Marc,
It is really hard for me to refrain from teasing you about being a 20-something bachelor who is both opposed to abstinence-until-marriage as a public policy and suspicious of it as a human possibility. But I won’t go there.
There is no doubt that Bush’s policy in Africa is rooted in old assumptions about the hypersexuality of "native peoples" who must be civilized through missionary imperialism. Nation making and sex have been intimately linked for two centuries. Controlling the fertility and sexual practices of colonized and enslaved peoples was key for generating wealth for the British, French, Spanish, Dutch and Americans.
But let’s be clear. This is not philanthropy; this is government aid. Bush is not acting as a wealthy, committed private citizen. Those 30 million dollars do not belong to Bush. They belong to us. They are our tax dollars. That means that we are implicated in the evil. We cannot simply wash our hands of and shake our heads at Bush’s African policies.

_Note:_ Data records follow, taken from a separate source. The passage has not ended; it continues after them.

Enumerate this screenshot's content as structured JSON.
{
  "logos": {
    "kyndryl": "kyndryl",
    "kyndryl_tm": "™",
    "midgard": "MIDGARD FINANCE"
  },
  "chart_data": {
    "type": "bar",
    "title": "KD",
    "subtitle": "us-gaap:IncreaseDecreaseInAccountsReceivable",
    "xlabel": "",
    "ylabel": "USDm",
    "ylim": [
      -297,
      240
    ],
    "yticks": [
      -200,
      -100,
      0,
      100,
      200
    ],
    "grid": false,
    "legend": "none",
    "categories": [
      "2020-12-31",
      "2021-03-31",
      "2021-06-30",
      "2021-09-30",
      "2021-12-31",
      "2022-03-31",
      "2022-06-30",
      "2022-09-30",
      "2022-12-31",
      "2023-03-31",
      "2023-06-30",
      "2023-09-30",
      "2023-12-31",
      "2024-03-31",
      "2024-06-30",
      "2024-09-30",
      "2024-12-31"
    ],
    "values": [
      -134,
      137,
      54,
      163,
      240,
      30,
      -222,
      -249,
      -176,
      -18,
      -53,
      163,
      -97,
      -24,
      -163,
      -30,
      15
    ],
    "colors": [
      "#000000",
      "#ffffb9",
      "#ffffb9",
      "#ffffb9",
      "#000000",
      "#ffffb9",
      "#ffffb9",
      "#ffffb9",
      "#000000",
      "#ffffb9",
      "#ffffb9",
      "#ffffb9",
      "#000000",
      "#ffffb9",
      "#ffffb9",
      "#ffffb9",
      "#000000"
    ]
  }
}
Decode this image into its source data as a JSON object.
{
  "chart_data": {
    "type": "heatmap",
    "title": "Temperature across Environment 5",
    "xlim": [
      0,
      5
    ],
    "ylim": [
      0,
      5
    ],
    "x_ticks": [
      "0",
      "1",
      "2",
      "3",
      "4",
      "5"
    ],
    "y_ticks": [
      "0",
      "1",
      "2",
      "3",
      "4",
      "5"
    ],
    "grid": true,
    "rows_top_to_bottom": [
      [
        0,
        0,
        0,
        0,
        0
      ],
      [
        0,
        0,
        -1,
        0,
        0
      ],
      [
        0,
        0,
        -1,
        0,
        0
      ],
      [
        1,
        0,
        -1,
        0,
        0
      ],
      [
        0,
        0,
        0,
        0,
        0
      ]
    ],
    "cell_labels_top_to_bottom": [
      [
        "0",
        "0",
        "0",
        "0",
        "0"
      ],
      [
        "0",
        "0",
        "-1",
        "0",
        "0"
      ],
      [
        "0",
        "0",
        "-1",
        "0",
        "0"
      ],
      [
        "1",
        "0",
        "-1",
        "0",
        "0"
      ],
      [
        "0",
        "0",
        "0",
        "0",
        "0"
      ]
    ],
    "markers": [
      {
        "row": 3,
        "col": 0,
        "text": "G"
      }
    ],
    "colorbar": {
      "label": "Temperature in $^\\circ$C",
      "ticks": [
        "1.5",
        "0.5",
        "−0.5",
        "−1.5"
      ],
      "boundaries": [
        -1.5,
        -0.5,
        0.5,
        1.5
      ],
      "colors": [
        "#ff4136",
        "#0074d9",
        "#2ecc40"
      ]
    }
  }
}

Black communities must stretch beyond a limited, parochial sense of what constitutes our interests. Now is the time for a more holistic, Diasporic politics that can mobilize against destructive policy like Bush’s determination to intervene in African sexual practices and equal determination not to intervene in Sudanese genocide.
Black Americans should be the domestic opinion leaders on Kenya, Somalia, sub-Saharan HIV-AIDS, and Darfur. Instead we are largely silent. Not even condoms can save us from apathy.